Flip Saunders: Timberwolves' Kevin Garnett pays tribute to coach - Sports Illustrated
Flip Saunders et Kevin Garnett par Associated Press

Epilogue

Garnett tire sa révérence à l’issue de cette saison 2015-2016, qui aura vu Kobe Bryant ou Tim Duncan prendre leur retraite également. Après 21 saisons dans la Grande Ligue, KG se place comme un des tous meilleurs ailiers forts de l’histoire. Il est logiquement introduit au Hall of Fame en même temps que ces deux légendes. Il a un palmarès à en faire rêver plus d’un : 15x All-Star, 9x All-NBA, 12x All-Défensive, MVP 2004, DPOY 2008, Champion NBA en 2008, 4x meilleur rebondir d’affilée.

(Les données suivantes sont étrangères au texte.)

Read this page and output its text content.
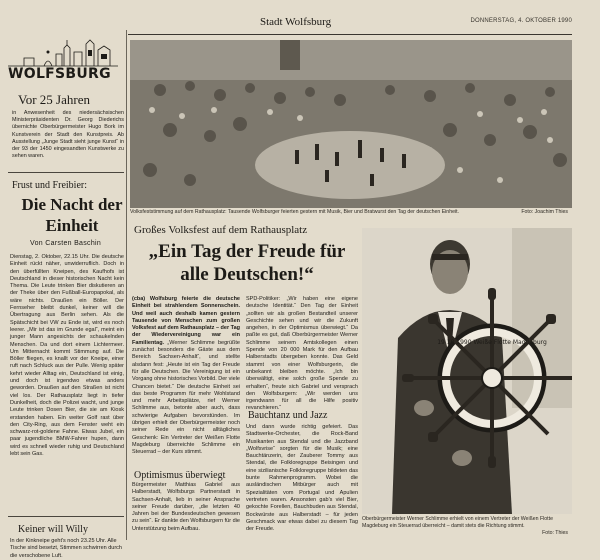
Stadt Wolfsburg	DONNERSTAG, 4. OKTOBER 1990
WOLFSBURG
Vor 25 Jahren
in Anwesenheit des niedersächsischen Ministerpräsidenten Dr. Georg Diederichs übernichte Oberbürgermeister Hugo Bork im Kunstverein der Stadt den Kunstpreis. Ab Ausstellung „Junge Stadt sieht junge Kunst“ in der 93 der 1450 eingesandten Kunstwerke zu sehen waren.
Frust und Freibier:
Die Nacht der Einheit
Von Carsten Baschin
Dienstag, 2. Oktober, 22.15 Uhr. Die deutsche Einheit rückt näher, unwiderruflich. Doch in den überfüllten Kneipen, des Kaufhofs ist Deutschland in dieser historischen Nacht kein Thema. Die Leute trinken Bier diskutieren an der Theke über den Fußball-Europapokal, als wäre nichts. Draußen ein Böller. Der Fernseher bleibt dunkel, keiner will die Übertragung aus Berlin sehen. Als die Spätschicht bei VW zu Ende ist, wird es noch leerer. „Mir ist das im Grunde egal“, meint ein junger Mann angesichts der schaukelnden Menschen. Da und dort einem Lichtermeer. Um Mitternacht kommt Stimmung auf. Die Böller fliegen, es knallt vor der Kneipe, einer ruft nach Schluck aus der Pulle. Wenig später kehrt wieder Alltag ein, Deutschland ist einig, und doch ist irgendwo etwas anders geworden. Draußen auf den Straßen ist nicht viel los. Der Rathausplatz liegt in tiefer Dunkelheit, doch die Polizei wacht, und junge Leute trinken Dosen Bier, die sie am Kiosk erstanden haben. Ein weiter Golf rast über den City-Ring, aus dem Fenster weht ein schwarz-rot-goldene Fahne. Etwas Jubel, ein paar jugendliche BMW-Fahrer hupen, dann wird es schnell wieder ruhig und Deutschland lebt sein Gas.
Keiner will Willy
In der Kinkneipe geht's noch 23.25 Uhr. Alle Tische sind besetzt, Stimmen schwirren durch die verschobene Luft.
Volksfeststimmung auf dem Rathausplatz: Tausende Wolfsburger feierten gestern mit Musik, Bier und Bratwurst den Tag der deutschen Einheit.	Foto: Joachim Thies
Großes Volksfest auf dem Rathausplatz
„Ein Tag der Freude für alle Deutschen!“
(cba) Wolfsburg feierte die deutsche Einheit bei strahlendem Sonnenschein. Und weil auch deshalb kamen gestern Tausende von Menschen zum großen Volksfest auf dem Rathausplatz – der Tag der Wiedervereinigung war ein Familientag. „Werner Schlimme begrüßte zunächst besonders die Gäste aus dem Bereich Sachsen-Anhalt“, und stellte alsdann fest: „Heute ist ein Tag der Freude für alle Deutschen. Die Vereinigung ist ein Vorgang ohne historisches Vorbild. Der viele Chancen bietet.“ Die deutsche Einheit sei das beste Programm für mehr Wohlstand und mehr Arbeitsplätze, rief Werner Schlimme aus, betonte aber auch, dass schwierige Aufgaben bevorstünden. Im übrigen erhielt der Oberbürgermeister noch seiner Rede ein nicht alltägliches Geschenk: Ein Vertreter der Weißen Flotte Magdeburg überreichte Schlimme ein Steuerrad – der Kurs stimmt.
SPD-Politiker: „Wir haben eine eigene deutsche Identität.“ Den Tag der Einheit „sollten wir als großen Bestandteil unserer Geschichte sehen und wir die Zukunft angehen, in der Optimismus überwiegt.“ Da paßte es gut, daß Oberbürgermeister Werner Schlimme seinem Amtskollegen einen Spende von 20 000 Mark für den Aufbau Halberstadts übergeben konnte. Das Geld stammt von einer Wolfsburgerin, die unbekannt bleiben möchte. „Ich bin überwältigt, eine solch große Spende zu erhalten“, freute sich Gabriel und versprach den Wolfsburgern: „Wir werden uns irgendwann für all die Hilfe positiv revanchieren.“
Bauchtanz und Jazz
Und dann wurde richtig gefeiert. Das Stadtwerke-Orchester, die Rock-Band Musikanten aus Stendal und die Jazzband „Wolfsvrise“ sorgten für die Musik; eine Bauchtänzerin, der Zauberer Tommy aus Stendal, die Folkloregruppe Beisingen und eine sizilianische Folkloregruppe bildeten das bunte Rahmenprogramm. Wobei die ausländischen Mitbürger auch mit Spezialitäten vom Portugal und Apulien vertreten waren. Ansonsten gab's viel Bier, gekochte Forellen, Bauchbuden aus Stendal, Bockwürste aus Halberstadt – für jeden Geschmack war etwas dabei zu diesem Tag der Freude.
Optimismus überwiegt
Bürgermeister Matthias Gabriel aus Halberstadt, Wolfsburgs Partnerstadt in Sachsen-Anhalt, lieb in seiner Ansprache seiner Freude darüber, „die letzten 40 Jahren bei der Bundesdeutschen gewesen zu sein“. Er dankte den Wolfsburgern für die Unterstützung beim Aufbau.
19 10 1990 Weiße Flotte Magdeburg
Oberbürgermeister Werner Schlimme erhielt von einem Vertreter der Weißen Flotte Magdeburg ein Steuerrad überreicht – damit stets die Richtung stimmt.
Foto: Thies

« The Big Ticket » a définitivement marqué la ligue de son empreinte. Il aura été au coeur de plusieurs révolutions dans l’histoire de la NBA. Il a permis aux lycéens de reconsidérer l’idée de s’engager à la draft. Un précurseur pour des joueurs comme Kobe Bryant, Tracy McGrady, Dwight Howard ou LeBron James.

De surcroit, sa prolongation de contrat fortement controversée de 126 millions de Dollars sur 6 ans a été instigatrice du contrat max. En formant finalement un big three à Boston avec Paul Pierce et Ray Allen, il a ouvert la porte à la révolution des années 2010 avec la formation de nouveaux big three. Les Heatles, la signature de KD à Golden State, le big three des Nets, désormais celui des Clippers ou des Suns, tous sont affiliés à la formation du big three des Celtics en 2007. Ce modèle a d’ailleurs fait ses preuves, à son origine tout du moins.

Kevin Garnett est joueur intemporel, qui aurait pu réussir en NBA à n’importe quelle époque, un monstre de détermination, un loup parmi les loups. Le meilleur joueur de l’histoire des Minnesota Timberwolves.